We wonder: How many #ThankfulThursday social media posts can you or your company make with a positive safety report? How many days has your company gone without a lost-time incident or accident? We know about a major construction company, based in Winter Haven, Fla., that this past June celebrated more than a million man-hours with absolutely no lost-time accidents. As far as we know, the company has remained free of any lost-time accidents since June.

The U.S. Department of Labor’s Occupational Safety and Health Administration (OSHA), which provides many of the standards and mandates that guide the safety training offered by Safety Solutions & Supply, has an eye-opening website page — go here — full of statistics dealing with national workplace accidents. The statistics focus more on worker deaths than lost-time accidents, but the numbers are revealing nonetheless.

According to OSHA and the U.S. Bureau of Labor Statistics (BLS), 4,836 workers were killed on the job in 2015 (3.4 per 100,000 full-time equivalent workers).

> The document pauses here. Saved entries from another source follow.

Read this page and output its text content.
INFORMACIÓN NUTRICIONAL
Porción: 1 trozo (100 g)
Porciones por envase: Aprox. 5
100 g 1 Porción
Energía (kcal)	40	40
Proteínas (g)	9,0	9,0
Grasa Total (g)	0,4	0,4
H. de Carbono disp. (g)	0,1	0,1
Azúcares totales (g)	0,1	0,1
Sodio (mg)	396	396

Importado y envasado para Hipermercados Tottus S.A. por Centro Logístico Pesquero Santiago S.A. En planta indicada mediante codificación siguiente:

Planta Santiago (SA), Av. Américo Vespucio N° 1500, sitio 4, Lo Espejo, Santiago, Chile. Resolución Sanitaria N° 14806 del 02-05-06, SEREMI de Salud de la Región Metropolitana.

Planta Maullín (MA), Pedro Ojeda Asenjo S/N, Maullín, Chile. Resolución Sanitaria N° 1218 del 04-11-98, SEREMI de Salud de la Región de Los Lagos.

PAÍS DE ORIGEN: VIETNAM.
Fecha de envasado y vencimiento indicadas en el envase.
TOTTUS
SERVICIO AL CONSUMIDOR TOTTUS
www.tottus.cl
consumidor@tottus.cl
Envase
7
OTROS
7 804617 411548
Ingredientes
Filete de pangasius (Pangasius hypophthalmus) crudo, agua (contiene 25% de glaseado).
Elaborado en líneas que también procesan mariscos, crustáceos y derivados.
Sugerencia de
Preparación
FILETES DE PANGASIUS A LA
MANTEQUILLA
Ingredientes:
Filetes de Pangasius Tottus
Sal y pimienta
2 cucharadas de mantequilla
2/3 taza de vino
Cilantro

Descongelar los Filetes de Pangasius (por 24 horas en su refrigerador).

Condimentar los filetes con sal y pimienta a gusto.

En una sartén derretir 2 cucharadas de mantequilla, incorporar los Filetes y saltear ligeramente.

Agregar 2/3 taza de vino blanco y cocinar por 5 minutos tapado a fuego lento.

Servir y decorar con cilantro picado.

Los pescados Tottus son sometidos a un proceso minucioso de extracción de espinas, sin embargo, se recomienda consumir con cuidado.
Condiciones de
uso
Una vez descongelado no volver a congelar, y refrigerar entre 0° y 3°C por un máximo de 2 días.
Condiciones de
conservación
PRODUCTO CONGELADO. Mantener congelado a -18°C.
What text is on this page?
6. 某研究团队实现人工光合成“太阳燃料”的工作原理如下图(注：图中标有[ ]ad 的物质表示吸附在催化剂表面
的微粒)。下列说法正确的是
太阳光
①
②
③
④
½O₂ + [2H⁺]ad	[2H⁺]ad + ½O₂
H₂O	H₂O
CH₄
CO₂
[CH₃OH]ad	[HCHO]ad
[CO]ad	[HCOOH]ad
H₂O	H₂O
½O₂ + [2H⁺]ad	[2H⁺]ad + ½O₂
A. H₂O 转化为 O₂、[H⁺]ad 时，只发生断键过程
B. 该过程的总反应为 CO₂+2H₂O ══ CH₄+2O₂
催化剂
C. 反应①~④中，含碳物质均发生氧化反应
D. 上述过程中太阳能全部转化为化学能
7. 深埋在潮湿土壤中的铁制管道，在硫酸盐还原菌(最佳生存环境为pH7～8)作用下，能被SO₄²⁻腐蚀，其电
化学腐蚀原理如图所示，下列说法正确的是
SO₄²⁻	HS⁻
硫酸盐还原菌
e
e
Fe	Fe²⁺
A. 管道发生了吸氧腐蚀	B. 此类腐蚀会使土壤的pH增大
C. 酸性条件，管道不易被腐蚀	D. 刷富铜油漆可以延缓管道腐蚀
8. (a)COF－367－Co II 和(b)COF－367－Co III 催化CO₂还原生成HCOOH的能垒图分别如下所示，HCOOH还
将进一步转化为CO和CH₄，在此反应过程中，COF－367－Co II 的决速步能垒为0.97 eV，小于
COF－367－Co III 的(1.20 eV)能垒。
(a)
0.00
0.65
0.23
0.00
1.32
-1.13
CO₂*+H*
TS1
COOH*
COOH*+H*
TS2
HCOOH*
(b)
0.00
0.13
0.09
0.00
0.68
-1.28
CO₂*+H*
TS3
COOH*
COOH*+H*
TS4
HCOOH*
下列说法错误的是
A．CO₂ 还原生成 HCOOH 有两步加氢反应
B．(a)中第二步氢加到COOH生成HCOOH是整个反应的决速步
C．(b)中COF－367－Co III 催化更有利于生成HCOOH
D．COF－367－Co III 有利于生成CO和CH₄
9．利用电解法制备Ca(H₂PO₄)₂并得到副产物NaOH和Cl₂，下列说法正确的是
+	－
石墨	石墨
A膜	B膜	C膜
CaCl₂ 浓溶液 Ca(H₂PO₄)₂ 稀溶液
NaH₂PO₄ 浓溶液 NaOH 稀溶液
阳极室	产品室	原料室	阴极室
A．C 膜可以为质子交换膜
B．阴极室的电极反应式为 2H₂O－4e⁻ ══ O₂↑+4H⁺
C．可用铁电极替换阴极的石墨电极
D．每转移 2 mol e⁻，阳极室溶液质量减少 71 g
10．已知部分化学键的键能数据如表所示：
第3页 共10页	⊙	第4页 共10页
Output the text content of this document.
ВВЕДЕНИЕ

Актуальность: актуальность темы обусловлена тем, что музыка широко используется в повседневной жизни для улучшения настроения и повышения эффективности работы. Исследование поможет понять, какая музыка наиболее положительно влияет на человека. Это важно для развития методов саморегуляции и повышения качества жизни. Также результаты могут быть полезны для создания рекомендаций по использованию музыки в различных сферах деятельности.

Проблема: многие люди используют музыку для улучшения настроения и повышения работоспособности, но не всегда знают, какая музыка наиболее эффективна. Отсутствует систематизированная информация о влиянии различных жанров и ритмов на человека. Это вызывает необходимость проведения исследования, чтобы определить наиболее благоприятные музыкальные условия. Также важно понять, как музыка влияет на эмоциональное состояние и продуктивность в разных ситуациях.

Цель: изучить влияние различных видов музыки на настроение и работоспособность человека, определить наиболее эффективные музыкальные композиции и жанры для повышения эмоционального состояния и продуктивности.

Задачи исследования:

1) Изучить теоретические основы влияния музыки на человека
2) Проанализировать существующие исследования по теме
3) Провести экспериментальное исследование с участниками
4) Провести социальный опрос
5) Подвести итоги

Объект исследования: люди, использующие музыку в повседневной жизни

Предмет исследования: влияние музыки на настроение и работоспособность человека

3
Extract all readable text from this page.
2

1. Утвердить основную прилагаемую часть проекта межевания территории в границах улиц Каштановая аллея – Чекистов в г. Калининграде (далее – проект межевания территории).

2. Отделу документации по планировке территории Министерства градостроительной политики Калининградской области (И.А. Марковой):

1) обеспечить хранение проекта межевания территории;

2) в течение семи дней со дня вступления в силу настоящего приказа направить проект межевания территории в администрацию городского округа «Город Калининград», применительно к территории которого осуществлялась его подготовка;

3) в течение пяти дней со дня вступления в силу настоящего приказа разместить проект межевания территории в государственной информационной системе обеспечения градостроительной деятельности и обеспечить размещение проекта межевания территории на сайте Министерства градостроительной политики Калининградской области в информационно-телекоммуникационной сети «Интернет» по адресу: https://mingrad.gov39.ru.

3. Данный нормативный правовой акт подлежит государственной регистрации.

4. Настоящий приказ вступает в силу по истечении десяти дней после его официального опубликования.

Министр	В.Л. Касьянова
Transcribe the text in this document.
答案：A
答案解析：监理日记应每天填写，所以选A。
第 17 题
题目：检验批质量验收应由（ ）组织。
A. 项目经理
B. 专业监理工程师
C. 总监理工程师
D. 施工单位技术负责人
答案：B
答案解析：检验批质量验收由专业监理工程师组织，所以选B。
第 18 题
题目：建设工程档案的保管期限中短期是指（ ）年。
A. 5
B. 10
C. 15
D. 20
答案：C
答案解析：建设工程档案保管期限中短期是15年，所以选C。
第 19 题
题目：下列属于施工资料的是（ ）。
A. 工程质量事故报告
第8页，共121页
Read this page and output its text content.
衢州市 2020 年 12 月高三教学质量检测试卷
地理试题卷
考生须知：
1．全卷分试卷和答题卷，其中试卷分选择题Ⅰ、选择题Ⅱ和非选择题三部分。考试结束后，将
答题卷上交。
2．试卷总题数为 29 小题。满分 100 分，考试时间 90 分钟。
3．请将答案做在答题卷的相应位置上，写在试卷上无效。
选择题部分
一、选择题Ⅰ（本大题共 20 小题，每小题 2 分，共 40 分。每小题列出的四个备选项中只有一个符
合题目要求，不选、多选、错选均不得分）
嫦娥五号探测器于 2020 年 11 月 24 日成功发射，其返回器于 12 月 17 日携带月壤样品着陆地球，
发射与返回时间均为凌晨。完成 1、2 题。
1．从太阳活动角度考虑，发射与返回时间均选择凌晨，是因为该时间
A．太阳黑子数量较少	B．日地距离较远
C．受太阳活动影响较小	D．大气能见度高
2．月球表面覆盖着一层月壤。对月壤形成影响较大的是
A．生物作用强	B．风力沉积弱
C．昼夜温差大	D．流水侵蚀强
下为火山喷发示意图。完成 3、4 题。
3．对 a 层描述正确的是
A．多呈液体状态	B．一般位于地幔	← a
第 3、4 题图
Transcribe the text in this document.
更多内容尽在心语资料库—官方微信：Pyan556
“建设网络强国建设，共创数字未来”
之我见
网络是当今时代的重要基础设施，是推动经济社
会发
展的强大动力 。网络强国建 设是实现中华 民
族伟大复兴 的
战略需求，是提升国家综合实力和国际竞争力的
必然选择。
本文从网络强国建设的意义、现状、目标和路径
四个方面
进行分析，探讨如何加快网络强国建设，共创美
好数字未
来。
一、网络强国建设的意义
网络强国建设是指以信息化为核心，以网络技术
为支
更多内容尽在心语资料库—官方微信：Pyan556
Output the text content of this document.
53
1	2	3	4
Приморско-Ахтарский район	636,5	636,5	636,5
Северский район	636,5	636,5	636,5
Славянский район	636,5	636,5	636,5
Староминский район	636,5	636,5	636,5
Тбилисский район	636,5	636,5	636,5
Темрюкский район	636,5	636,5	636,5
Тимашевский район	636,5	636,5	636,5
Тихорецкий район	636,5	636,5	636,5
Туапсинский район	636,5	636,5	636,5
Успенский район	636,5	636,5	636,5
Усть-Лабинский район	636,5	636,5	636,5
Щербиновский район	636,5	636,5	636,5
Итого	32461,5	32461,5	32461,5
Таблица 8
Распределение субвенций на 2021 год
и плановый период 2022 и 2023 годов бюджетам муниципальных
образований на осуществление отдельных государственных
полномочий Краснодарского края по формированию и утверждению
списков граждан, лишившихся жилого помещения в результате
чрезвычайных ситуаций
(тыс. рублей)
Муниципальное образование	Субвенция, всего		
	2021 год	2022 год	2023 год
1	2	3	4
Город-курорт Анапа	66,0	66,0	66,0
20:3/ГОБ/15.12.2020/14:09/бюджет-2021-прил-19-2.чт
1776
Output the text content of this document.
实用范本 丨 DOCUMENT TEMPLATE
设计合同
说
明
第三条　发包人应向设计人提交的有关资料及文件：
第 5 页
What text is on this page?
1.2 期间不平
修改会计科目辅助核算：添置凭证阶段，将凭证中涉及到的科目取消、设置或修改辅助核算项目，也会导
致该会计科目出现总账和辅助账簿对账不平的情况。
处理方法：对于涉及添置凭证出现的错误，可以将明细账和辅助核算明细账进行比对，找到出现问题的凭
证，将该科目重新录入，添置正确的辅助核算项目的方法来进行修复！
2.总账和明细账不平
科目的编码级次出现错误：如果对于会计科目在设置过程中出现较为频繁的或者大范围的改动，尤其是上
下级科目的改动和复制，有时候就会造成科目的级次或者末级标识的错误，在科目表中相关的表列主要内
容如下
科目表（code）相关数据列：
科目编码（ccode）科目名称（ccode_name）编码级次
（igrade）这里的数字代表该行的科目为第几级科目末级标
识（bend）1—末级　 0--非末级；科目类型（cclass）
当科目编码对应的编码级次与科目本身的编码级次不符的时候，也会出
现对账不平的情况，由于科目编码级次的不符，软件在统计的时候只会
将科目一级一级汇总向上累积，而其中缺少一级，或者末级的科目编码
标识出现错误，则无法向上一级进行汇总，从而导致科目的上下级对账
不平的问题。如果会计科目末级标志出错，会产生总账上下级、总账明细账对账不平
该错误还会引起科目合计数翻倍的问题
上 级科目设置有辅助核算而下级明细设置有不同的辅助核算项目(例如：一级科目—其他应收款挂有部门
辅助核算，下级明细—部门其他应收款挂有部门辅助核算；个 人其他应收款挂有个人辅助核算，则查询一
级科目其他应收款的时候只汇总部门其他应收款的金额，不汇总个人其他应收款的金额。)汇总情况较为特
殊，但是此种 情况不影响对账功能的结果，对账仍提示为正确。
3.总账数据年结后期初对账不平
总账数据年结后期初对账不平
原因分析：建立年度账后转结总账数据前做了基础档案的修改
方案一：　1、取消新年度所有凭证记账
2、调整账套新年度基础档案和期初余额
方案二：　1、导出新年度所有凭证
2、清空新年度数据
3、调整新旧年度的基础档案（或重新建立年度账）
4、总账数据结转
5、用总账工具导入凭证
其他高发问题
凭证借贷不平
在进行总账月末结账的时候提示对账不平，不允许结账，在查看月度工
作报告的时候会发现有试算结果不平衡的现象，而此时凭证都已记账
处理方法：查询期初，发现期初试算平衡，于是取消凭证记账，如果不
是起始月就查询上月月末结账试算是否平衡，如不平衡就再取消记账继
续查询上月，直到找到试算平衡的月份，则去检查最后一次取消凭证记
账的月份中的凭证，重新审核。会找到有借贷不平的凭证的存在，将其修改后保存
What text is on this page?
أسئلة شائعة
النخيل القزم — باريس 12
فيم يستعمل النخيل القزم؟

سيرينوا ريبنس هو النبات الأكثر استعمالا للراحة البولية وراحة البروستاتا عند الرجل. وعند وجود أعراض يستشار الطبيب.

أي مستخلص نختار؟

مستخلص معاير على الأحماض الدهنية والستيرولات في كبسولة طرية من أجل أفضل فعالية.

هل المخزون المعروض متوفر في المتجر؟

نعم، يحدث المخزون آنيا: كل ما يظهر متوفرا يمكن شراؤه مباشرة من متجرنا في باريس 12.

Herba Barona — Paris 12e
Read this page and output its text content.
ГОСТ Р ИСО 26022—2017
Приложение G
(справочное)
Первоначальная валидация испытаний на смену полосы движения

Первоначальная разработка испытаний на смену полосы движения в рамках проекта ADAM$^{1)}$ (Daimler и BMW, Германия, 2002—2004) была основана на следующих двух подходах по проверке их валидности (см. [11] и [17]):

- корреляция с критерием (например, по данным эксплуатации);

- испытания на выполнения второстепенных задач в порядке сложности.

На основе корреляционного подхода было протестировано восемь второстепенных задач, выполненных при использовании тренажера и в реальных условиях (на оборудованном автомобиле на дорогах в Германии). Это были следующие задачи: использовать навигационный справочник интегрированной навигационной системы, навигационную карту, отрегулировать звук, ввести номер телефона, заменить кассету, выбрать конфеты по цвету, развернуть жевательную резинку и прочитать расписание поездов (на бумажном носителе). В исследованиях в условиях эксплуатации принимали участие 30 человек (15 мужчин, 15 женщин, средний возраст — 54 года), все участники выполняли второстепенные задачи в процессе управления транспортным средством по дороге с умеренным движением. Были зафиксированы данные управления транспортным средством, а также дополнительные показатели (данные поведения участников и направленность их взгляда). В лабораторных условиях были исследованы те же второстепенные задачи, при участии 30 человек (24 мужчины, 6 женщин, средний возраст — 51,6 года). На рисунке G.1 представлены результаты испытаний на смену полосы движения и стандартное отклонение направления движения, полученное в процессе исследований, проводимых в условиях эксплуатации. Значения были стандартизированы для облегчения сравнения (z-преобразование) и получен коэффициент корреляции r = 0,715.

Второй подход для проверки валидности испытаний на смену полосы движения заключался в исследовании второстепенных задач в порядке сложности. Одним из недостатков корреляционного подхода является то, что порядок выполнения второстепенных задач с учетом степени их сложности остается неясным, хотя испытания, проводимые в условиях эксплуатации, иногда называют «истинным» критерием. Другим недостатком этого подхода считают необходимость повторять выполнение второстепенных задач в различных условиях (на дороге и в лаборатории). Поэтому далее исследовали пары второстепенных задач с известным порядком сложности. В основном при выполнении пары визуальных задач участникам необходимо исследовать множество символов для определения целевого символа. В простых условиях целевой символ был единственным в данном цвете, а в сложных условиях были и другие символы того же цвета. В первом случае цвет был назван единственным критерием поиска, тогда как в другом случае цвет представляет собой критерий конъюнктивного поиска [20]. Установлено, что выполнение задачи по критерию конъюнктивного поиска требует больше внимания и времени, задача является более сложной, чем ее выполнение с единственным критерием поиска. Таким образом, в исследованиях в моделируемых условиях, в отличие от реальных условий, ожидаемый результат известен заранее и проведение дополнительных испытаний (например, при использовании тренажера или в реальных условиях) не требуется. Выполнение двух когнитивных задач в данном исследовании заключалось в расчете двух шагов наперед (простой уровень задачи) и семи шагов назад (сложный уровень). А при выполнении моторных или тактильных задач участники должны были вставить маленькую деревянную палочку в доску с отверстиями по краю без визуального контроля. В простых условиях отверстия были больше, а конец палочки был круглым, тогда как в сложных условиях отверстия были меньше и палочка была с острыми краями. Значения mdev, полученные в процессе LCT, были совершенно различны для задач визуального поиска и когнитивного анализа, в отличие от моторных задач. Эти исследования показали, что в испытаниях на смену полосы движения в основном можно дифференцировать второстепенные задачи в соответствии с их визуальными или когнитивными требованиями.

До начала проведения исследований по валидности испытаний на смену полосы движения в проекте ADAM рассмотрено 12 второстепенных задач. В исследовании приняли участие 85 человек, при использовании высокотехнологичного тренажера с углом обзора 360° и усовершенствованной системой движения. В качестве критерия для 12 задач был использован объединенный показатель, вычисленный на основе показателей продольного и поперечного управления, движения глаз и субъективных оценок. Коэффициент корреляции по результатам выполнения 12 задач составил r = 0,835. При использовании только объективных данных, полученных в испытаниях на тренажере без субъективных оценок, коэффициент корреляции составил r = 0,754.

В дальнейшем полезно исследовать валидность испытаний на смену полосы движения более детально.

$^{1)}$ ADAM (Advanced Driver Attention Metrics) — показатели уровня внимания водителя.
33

On average, that comes to more than 93 worker deaths a week or more than 13 deaths every day.

OSHA further reports that out of 4,379 worker fatalities in private industry in calendar year 2015, 937, or 21.4 percent, were in construction. The leading causes of private-sector worker deaths (excluding highway collisions) in the construction industry were falls, followed by struck by object, electrocution, and caught-in/between. (OSHA states that the caught-in/between category “includes construction workers killed when caught in or compressed by equipment or objects, and struck, caught, or crushed in collapsing structure, equipment, or material.”)

Despite these fatality numbers, OSHA reports that it and its inspector and training partners — like Safety Solutions & Supply — are making a positive difference for worker safety throughout the land. “In more than four decades, OSHA and our state partners, coupled with the efforts of employers, safety and health professionals, unions and advocates, have had a dramatic effect on workplace safety,” OSHA states. “Worker deaths in America are down, on average, from about 38 worker deaths a day in 1970 to 13 a day in 2015. Worker injuries and illnesses are down from 10.9 incidents per 100 workers in 1972 to 3.0 per 100 in 2015.”

The team at Safety Solutions & Supply is pleased to have a role in this positive trend in the rate of workplace accidents and, in particular, workplace-related deaths.